En chemin vers le sud, Samson fait une halte chez sa mère et sa tante. Il consacre les églises qu’elles avaient fait construire, il bénit tout le monde, à part sa petite sœur qui s’envoyait en l’air avec son amoureux, sans respect de l’humble chasteté imposée par l’Église aux femmes. Il reste le temps de guérir des gens des maladies du corps et de l’âme et ils repartent vers le Cornwall, la Cornouailles britannique, dans l’intention de traverser la Manche.
J’ai oublié de préciser qu’ils voyageaient avec une carriole tirée par deux chevaux, que Samson avait ramenée d’Irlande, celle-ci contenait un autel portatif, des vases et des livres sacrés. Le kit complet du moine itinérant.
Avant d’embarquer, il lui restait à accomplir un miracle important : ils se trouvaient dans le Triggshire, quand en marchant, ils ont entendu à leur gauche, le bruit d’une fête païenne que les paysans célébraient selon leur habitude avec force beuveries, orgies et courses de chevaux. Des courses de chevaux ! Samson ne pouvait pas rester sans rien faire. Il s’approche, et il voit tout un village en train de danser autour d’une idole, une pierre levée, un menhir ! Il commence à parler gentiment à ces gens, leur expliquant qu’ils pratiquent un culte démoniaque… certains rient, d’autres ripostent qu’ils ne voient pas ce qu’il y a de mal à honorer les pratiques de leurs ancêtres, certains lui conseillent de passer son chemin, quand… Dieu veille à tout, un jeune cavalier qui participait à une course de chevaux, tombe à terre, mort ou presque. Tout le monde est sous le choc, la fête est finie, beaucoup sont en pleurs. Alors… Tatatahhh… Samson prend la parole, il dit : « Vous voyez que vos idoles sont incapables de vous secourir en cas de drame ; si vous me promettez de détruire ce sanctuaire et de n’adorer que mon Dieu, je redonnerai la vie à ce cavalier. ». Ça fait un peu marchandage ou chantage, mais on n’a pas le choix pour convertir des païens ! Donc, prière, signe de croix et eau bénite, il ressuscite le garçon. Il leur dit que, puisqu’on ne peut pas facilement se débarrasser du menhir, ils doivent graver une croix dessus. Tous s’empressent de le remercier et lui promettent de rester fidèles à son Dieu. Y compris le seigneur de la région, qui en profite pour lui demander s’il ne pourrait pas, s’il a encore un peu de temps, débarrasser le pays d’un méchant dragon, venimeux et infect, qui leur gâche la vie. Samson, les dragons, il aime ça ! Plus ils sont venimeux et infects, plus il a hâte de les rencontrer ! Il se renseigne sur les habitudes de la bête, on lui dit qu’il vit dans une caverne inaccessible. Parfait, il embarque le jeune cavalier ressuscité avec lui pour lui montrer le chemin et « on they go » !.

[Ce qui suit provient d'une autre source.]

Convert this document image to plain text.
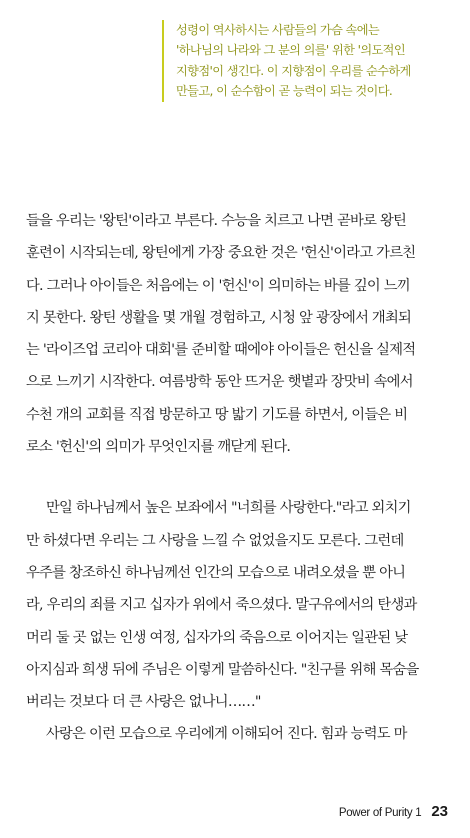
성령이 역사하시는 사람들의 가슴 속에는
'하나님의 나라와 그 분의 의를' 위한 '의도적인
지향점'이 생긴다. 이 지향점이 우리를 순수하게
만들고, 이 순수함이 곧 능력이 되는 것이다.
들을 우리는 '왕틴'이라고 부른다. 수능을 치르고 나면 곧바로 왕틴
훈련이 시작되는데, 왕틴에게 가장 중요한 것은 '헌신'이라고 가르친
다. 그러나 아이들은 처음에는 이 '헌신'이 의미하는 바를 깊이 느끼
지 못한다. 왕틴 생활을 몇 개월 경험하고, 시청 앞 광장에서 개최되
는 '라이즈업 코리아 대회'를 준비할 때에야 아이들은 헌신을 실제적
으로 느끼기 시작한다. 여름방학 동안 뜨거운 햇볕과 장맛비 속에서
수천 개의 교회를 직접 방문하고 땅 밟기 기도를 하면서, 이들은 비
로소 '헌신'의 의미가 무엇인지를 깨닫게 된다.
만일 하나님께서 높은 보좌에서 "너희를 사랑한다."라고 외치기
만 하셨다면 우리는 그 사랑을 느낄 수 없었을지도 모른다. 그런데
우주를 창조하신 하나님께선 인간의 모습으로 내려오셨을 뿐 아니
라, 우리의 죄를 지고 십자가 위에서 죽으셨다. 말구유에서의 탄생과
머리 둘 곳 없는 인생 여정, 십자가의 죽음으로 이어지는 일관된 낮
아지심과 희생 뒤에 주님은 이렇게 말씀하신다. "친구를 위해 목숨을
버리는 것보다 더 큰 사랑은 없나니……"
사랑은 이런 모습으로 우리에게 이해되어 진다. 힘과 능력도 마
Power of Purity 1 23
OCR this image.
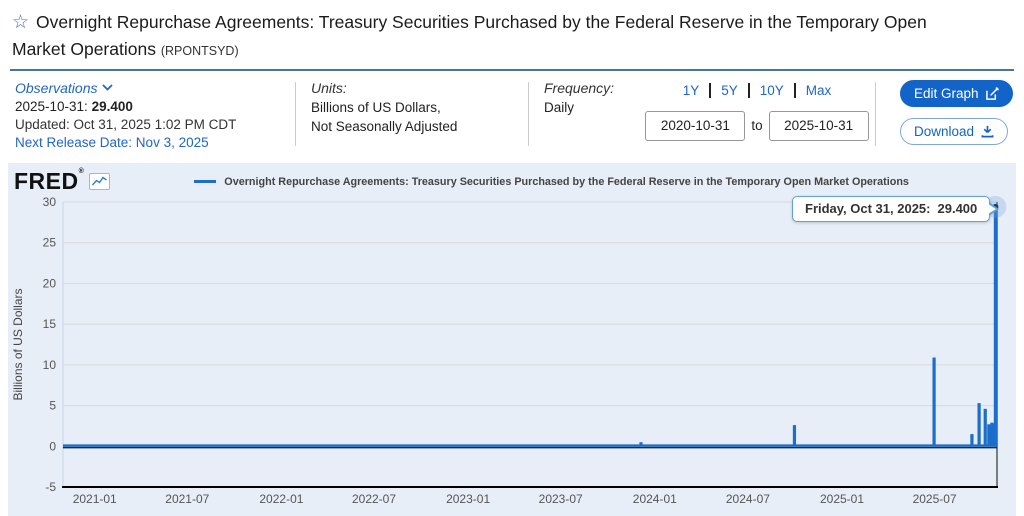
☆ Overnight Repurchase Agreements: Treasury Securities Purchased by the Federal Reserve in the Temporary Open Market Operations (RPONTSYD)
Observations
2025-10-31: 29.400
Updated: Oct 31, 2025 1:02 PM CDT
Next Release Date: Nov 3, 2025
Units:
Billions of US Dollars,
Not Seasonally Adjusted
Frequency:
Daily
1Y 5Y 10Y Max
2020-10-31
to
2025-10-31
Edit Graph
Download
FRED®
Overnight Repurchase Agreements: Treasury Securities Purchased by the Federal Reserve in the Temporary Open Market Operations
30
25
20
15
10
5
0
-5
2021-01	2021-07	2022-01	2022-07	2023-01	2023-07	2024-01	2024-07	2025-01	2025-07
Billions of US Dollars
Friday, Oct 31, 2025: 29.400
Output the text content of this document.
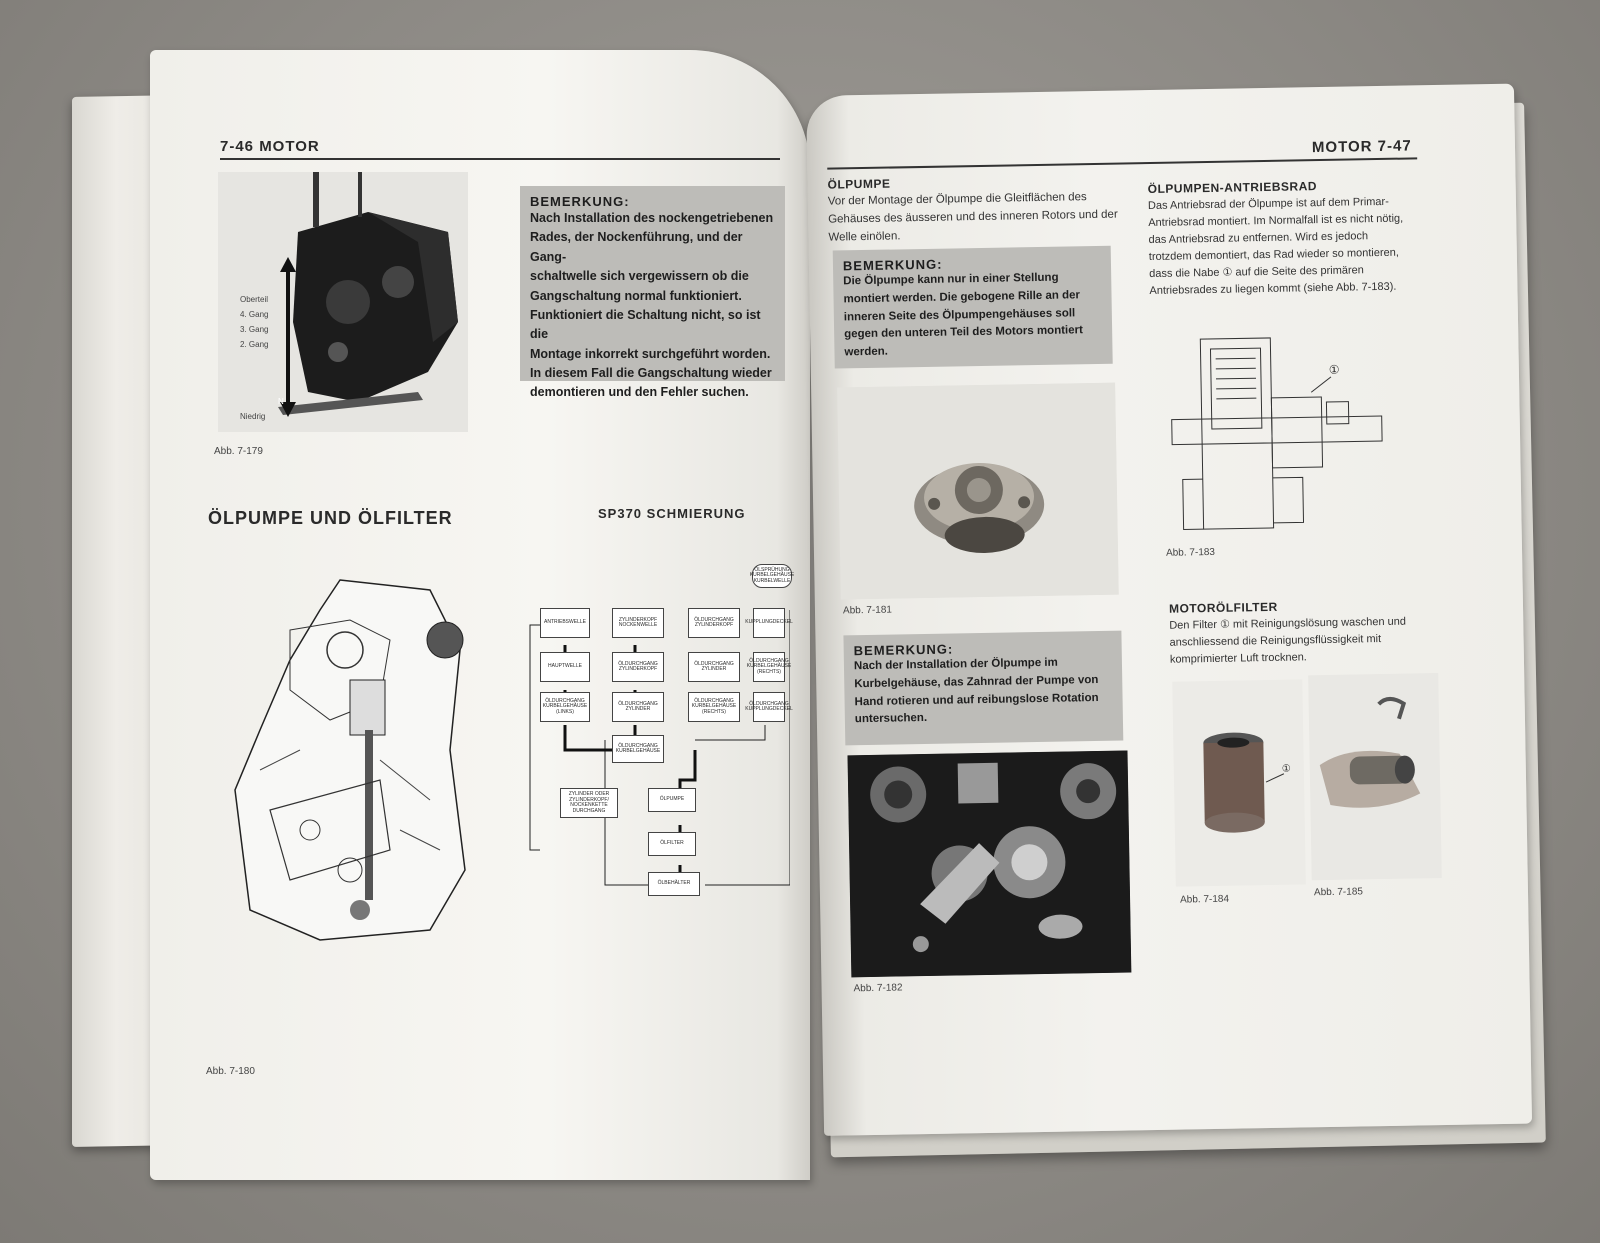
7-46 MOTOR
Oberteil
4. Gang
3. Gang
2. Gang
N
Niedrig
Abb. 7-179
BEMERKUNG:
Nach Installation des nockengetriebenen
Rades, der Nockenführung, und der Gang-
schaltwelle sich vergewissern ob die
Gangschaltung normal funktioniert.
Funktioniert die Schaltung nicht, so ist die
Montage inkorrekt surchgeführt worden.
In diesem Fall die Gangschaltung wieder
demontieren und den Fehler suchen.
ÖLPUMPE UND ÖLFILTER	SP370 SCHMIERUNG
ANTRIEBSWELLE
HAUPTWELLE
ÖLDURCHGANG KURBELGEHÄUSE (LINKS)
ZYLINDERKOPF NOCKENWELLE
ÖLDURCHGANG ZYLINDERKOPF
ÖLDURCHGANG ZYLINDER
ÖLDURCHGANG ZYLINDERKOPF
ÖLDURCHGANG ZYLINDER
ÖLDURCHGANG KURBELGEHÄUSE (RECHTS)
KUPPLUNGDECKEL
ÖLDURCHGANG KURBELGEHÄUSE (RECHTS)
ÖLDURCHGANG KUPPLUNGDECKEL
ÖLSPRÜHUNG KURBELGEHÄUSE KURBELWELLE
ÖLDURCHGANG KURBELGEHÄUSE
ZYLINDER ODER ZYLINDERKOPF/ NOCKENKETTE DURCHGANG
ÖLPUMPE
ÖLFILTER
ÖLBEHÄLTER
Abb. 7-180
MOTOR 7-47
ÖLPUMPE
Vor der Montage der Ölpumpe die Gleitflächen des Gehäuses des äusseren und des inneren Rotors und der Welle einölen.
BEMERKUNG:
Die Ölpumpe kann nur in einer Stellung montiert werden. Die gebogene Rille an der inneren Seite des Ölpumpengehäuses soll gegen den unteren Teil des Motors montiert werden.
Abb. 7-181
BEMERKUNG:
Nach der Installation der Ölpumpe im Kurbelgehäuse, das Zahnrad der Pumpe von Hand rotieren und auf reibungslose Rotation untersuchen.
Abb. 7-182
ÖLPUMPEN-ANTRIEBSRAD
Das Antriebsrad der Ölpumpe ist auf dem Primar-Antriebsrad montiert. Im Normalfall ist es nicht nötig, das Antriebsrad zu entfernen. Wird es jedoch trotzdem demontiert, das Rad wieder so montieren, dass die Nabe ① auf die Seite des primären Antriebsrades zu liegen kommt (siehe Abb. 7-183).
①
Abb. 7-183
MOTORÖLFILTER
Den Filter ① mit Reinigungslösung waschen und anschliessend die Reinigungsflüssigkeit mit komprimierter Luft trocknen.
①
Abb. 7-184
Abb. 7-185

Arrivés à destination, il dit au jeune de l’attendre, qu’il n’en a pas pour longtemps et il entre dans la caverne. Le dragon, qui croit à une intrusion banale, se met à cracher du feu, mais Samson le regarde bien en face et devant son air déterminé le monstre se met à trembler, il se tourne vers sa queue pour la ronger avec rage. Oui, c’est typique des dragons britanniques : confrontés à un saint, ils se rongent la queue avec rage. Alors, Samson prend sa ceinture, la jette autour du cou du serpent et le traîne ainsi jusqu’à une falaise escarpée, où il lui ordonne de se jeter dans les flots et de mourir sur le champ. On sait que Pol de Léon a fait la même chose avec son étole, mais Samson tient à vous rappeler que c’est sa Vita qui fait référence comme modèle des autres et qu’ils ont tous copié sur lui. C’est pas grave, mais il y tient !
La population a voulu le nommer évêque, mais il l’était déjà et l’Armorique l’attendait.
Il a juste demandé aux moines qui l’accompagnaient de rester dans ce pays et de construire un monastère dont il a confié la direction à son père, Amon. Autant que ça reste dans la famille.
Il est parti avec quelques moines, ils ont atteint un port cornouaillais et embarqué pour la Bretagne armoricaine. Nous sommes en 548.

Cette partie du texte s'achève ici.